The party executive committee immediately nominated Hans-Jochen Vogel, the party's parliamentary leader, to succeed Brandt as national chairman. He will be confirmed by an extraordinary party convention expected to be held in June.

Mr. Rau, who is premier of the state of North Rhine-Westphalia, was renominated as a deputy SDP chairman; Oskar Lafontaine, the premier of the Saarland, was nominated as the other deputy.

Mr. Lafontaine, the darling of the party's left wing, hopes to be the Social Democratic candidate for the chancellory in the next election. Mr. Vogel was the party's unsuccessful candidate four years ago.

The new leadership council still has to decide whether the party should openly seek a coalition with the environmental Greens party to its left, or attempt to destroy the Greens by enticing their members away, or maintain a strict distance from the Greens.

Lafontaine, who has suggested that West Germany should consider following France's example and withdraw its armed forces from NATO's integrated commands while remaining part of the NATO political alliance, seems to prefer the second course. Vogel is seen as leaning toward the third option.

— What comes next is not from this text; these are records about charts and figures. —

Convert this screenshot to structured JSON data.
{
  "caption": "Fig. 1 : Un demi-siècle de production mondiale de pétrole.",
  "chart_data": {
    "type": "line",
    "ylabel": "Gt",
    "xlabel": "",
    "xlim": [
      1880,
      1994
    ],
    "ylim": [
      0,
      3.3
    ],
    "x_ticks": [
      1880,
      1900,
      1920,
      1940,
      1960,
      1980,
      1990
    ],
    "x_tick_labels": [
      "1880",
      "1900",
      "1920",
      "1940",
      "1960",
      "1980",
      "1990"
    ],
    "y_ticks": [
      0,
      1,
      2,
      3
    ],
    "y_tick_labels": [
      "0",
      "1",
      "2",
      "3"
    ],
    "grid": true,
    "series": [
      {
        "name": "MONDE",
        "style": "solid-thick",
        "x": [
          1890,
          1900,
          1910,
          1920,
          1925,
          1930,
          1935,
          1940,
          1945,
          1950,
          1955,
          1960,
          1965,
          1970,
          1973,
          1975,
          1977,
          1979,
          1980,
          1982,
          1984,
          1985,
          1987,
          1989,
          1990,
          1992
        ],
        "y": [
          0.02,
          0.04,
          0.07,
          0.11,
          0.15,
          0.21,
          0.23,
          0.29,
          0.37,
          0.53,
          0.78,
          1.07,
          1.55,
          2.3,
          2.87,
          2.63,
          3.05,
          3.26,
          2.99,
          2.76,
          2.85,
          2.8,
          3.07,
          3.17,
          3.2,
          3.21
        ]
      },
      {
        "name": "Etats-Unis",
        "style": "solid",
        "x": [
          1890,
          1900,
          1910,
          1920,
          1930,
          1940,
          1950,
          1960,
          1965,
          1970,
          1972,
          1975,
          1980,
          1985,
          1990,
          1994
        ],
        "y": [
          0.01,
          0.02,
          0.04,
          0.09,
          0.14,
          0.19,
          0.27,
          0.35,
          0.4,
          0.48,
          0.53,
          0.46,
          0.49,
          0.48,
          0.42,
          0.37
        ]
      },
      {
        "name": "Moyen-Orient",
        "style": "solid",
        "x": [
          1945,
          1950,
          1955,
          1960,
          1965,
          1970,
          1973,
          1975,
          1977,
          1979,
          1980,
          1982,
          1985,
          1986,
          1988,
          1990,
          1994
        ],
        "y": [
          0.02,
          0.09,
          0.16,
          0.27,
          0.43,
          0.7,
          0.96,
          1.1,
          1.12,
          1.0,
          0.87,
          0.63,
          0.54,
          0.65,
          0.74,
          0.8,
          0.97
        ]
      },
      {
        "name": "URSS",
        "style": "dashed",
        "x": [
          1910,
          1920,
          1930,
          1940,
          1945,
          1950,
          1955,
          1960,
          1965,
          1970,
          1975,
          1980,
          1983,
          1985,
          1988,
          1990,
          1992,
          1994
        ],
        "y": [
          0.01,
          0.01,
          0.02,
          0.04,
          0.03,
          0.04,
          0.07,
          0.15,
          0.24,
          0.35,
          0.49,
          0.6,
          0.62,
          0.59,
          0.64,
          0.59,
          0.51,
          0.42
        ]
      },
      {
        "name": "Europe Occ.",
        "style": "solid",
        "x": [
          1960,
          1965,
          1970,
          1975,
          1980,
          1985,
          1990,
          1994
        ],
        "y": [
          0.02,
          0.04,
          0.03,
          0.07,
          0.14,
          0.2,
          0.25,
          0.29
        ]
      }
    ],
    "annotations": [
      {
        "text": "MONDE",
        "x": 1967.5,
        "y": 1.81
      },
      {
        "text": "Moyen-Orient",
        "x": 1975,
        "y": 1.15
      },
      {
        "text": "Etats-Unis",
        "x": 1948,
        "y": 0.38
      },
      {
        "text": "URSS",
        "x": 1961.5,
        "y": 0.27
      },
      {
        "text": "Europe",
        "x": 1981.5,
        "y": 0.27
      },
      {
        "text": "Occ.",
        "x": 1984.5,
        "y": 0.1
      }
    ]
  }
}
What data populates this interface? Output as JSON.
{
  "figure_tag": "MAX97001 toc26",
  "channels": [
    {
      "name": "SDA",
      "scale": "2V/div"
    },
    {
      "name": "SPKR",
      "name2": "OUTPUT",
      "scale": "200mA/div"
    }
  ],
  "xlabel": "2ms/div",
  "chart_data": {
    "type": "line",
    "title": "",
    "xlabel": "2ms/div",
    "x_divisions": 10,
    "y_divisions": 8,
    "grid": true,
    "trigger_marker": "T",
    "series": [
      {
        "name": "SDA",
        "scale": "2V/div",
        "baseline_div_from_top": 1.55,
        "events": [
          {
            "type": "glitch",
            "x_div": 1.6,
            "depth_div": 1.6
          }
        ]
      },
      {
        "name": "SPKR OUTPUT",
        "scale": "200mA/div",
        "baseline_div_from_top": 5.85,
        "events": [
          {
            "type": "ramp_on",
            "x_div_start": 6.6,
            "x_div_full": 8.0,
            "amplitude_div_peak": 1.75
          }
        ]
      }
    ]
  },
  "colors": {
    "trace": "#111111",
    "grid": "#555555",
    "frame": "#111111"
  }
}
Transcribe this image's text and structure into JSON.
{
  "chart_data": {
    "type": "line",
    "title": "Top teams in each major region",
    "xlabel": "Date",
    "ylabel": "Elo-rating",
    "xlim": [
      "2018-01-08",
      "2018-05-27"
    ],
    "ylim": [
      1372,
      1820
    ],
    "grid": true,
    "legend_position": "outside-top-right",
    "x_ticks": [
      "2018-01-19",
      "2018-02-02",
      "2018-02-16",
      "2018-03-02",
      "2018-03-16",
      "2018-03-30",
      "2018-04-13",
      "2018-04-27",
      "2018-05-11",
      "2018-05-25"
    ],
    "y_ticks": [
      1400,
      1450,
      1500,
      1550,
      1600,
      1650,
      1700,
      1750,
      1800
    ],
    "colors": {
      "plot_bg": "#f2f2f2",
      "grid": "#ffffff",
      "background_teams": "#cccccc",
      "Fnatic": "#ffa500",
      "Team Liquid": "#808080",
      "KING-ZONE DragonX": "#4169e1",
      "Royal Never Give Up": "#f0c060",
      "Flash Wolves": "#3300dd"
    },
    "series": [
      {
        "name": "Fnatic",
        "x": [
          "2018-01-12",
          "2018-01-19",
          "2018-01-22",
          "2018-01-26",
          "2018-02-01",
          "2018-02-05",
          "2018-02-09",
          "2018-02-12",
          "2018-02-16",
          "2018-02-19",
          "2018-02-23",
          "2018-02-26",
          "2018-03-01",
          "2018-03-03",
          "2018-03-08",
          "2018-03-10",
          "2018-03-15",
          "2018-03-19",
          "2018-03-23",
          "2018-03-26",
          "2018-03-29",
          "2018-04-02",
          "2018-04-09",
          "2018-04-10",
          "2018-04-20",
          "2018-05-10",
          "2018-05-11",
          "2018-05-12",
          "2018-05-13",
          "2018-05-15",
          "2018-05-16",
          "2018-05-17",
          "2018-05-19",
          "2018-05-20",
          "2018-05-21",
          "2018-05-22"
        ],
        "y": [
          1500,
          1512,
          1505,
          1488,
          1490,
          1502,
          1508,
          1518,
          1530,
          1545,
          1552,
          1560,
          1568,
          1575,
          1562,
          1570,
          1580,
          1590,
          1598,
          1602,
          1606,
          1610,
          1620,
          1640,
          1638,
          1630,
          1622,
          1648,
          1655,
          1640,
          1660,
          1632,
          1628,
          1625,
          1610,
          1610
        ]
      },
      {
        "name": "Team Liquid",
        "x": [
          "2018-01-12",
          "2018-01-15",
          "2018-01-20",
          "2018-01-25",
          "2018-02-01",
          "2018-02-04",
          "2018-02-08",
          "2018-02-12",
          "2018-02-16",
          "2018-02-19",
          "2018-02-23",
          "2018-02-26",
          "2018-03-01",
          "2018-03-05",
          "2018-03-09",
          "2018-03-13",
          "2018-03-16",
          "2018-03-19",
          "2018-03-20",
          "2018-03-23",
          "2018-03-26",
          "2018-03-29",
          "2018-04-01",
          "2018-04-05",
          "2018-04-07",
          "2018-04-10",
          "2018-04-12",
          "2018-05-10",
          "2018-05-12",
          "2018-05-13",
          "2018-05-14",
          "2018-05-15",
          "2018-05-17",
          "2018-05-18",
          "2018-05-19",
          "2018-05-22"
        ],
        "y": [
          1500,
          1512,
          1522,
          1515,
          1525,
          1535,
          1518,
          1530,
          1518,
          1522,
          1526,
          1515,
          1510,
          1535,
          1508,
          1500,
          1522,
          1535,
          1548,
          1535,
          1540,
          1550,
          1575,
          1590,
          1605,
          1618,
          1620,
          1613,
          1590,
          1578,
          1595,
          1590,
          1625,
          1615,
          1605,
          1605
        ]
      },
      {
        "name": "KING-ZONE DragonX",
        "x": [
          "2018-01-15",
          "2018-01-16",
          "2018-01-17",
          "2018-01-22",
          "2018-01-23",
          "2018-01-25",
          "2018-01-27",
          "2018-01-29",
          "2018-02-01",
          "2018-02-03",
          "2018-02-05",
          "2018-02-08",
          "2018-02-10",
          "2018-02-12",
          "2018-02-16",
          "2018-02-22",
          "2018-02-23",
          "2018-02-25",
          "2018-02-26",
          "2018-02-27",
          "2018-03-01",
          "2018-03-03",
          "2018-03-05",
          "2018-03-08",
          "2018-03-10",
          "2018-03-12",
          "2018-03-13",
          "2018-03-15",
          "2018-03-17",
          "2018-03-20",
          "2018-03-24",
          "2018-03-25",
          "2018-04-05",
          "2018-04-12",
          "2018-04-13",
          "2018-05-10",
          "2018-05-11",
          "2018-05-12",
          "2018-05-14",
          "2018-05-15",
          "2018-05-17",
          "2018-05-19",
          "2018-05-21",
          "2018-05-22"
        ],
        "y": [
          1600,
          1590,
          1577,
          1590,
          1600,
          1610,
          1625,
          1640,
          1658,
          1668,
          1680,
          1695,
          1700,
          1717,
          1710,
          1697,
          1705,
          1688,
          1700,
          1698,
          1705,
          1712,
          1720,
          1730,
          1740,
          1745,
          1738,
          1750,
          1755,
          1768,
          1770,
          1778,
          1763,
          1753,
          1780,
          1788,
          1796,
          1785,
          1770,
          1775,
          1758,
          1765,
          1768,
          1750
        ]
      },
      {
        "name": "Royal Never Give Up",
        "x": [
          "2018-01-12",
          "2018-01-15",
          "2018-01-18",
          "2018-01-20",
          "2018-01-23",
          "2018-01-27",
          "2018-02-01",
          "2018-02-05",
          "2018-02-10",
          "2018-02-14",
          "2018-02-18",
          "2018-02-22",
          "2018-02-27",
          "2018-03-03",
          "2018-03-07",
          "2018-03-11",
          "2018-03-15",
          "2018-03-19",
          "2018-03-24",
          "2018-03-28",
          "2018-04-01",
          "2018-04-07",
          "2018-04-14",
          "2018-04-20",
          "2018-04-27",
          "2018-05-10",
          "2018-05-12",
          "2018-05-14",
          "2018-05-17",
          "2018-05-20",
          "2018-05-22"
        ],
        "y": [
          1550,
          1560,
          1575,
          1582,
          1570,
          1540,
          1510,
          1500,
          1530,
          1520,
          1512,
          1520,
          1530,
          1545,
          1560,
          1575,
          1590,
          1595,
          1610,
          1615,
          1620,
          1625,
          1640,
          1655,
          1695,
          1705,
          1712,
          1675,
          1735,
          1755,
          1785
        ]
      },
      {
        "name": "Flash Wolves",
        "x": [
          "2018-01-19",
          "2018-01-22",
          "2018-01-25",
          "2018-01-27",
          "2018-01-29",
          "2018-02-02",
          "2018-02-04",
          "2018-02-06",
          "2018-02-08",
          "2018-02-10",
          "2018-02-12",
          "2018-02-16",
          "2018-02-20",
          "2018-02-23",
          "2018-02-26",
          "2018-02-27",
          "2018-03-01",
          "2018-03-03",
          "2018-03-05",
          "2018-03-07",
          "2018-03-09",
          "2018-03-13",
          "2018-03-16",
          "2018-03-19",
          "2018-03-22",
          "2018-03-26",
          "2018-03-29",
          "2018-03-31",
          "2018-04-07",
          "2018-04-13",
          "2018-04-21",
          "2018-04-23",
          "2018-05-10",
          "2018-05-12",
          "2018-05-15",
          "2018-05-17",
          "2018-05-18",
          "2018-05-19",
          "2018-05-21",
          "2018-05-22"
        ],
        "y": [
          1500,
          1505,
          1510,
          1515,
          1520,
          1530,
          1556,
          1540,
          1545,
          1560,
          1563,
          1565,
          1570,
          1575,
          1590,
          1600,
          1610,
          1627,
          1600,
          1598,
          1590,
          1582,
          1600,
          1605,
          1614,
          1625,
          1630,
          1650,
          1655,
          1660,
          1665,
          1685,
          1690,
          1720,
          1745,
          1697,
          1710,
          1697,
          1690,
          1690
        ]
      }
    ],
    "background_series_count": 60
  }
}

Brandt fled Germany in 1933, when the Gestapo went looking for him. After the war, he eventually became mayor of West Berlin, winning international prominence during the years of the Russian's main challenges to the city's freedom. In 1959, he was the prime force behind the Social Democratic Party's decision to slough off Marxism in order to become a broad-based ``people's party.''

This decision in turn made it possible for him to become, in 1969, the first Social Democrat in 40 years to head a German government.

In 1971, he was awarded the Nobel Peace Prize for his Ostpolitik, or Eastern policy, that involved negotiation of non-aggression pacts with the Soviet Union and Poland and the opening of diplomatic relations with those nations and with East Germany.